Yes, we are happy with that. The fact that the unsupervised evaluation is
applied exclusively over the test corpus should have been stressed in the
task website. We apologize for this. We plan to include the results of the
systems over the whole corpus in the task description paper if we have time.
> Also, in our case at least, this leads to a "cleaner" evaluation in that
> we used all 27,132 instances as our features, we clustered all of them,
> and we didn't really treat test/train instances different at all, in fact
> we viewed all 27,132 instances as evaluation data.
> 
> Now, I understand you may not be able to do this for all participants in
> the available time.  If I ran the unsupervised scoring program using my
> answer file as submitted (with 27,132 instances) and the
> senseinduction.key file (again with 27,132 instances) would I get accurate
> scores?
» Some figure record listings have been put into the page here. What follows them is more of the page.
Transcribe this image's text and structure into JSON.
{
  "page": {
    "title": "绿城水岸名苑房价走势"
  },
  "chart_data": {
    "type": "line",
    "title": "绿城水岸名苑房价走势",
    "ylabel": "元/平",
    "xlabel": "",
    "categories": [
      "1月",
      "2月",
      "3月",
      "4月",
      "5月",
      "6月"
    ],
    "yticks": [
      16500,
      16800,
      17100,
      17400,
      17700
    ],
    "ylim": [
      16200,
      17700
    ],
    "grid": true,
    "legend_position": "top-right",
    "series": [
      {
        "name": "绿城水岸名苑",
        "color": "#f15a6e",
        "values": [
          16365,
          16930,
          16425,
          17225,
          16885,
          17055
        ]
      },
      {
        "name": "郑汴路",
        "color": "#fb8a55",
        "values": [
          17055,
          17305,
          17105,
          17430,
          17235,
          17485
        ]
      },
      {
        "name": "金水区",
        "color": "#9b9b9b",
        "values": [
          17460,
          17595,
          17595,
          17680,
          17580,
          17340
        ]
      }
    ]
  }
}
If so I can report those in my paper and address some of the
> above.
Yes, this is right. For computing the FScore over the whole corpus just
execute unsup_eval.pl script with the complete gold standard key as the 
second parameter:
% unsup_eval.pl your_system_train_test.key ../keys/senseinduction.key
> As a second curiosity, if both evaluation measures are being run on the
> same 4851 test instances, I wonder why 1 cluster per word for unsupervised
> and mfs for supervised come out slightly differently. In unsupervised the
> Fscores are 78.9 (all), 80.7 (n), and 76.8 (v), while in supevised they
> are 78.7 (all), 80.9 (n), and 76.2 (v). Any thoughts on where there is a
> difference?
There are scored following different criteria: the unsupervised evaluation
is scored with the unsup_scorer.pl program (FScore), and the supervised with
the scorer2 (which computes recall). They basically measure different
things, so i think it's normal that they yield different results. The fact
that they give almost the same figures looks more like a coincidence.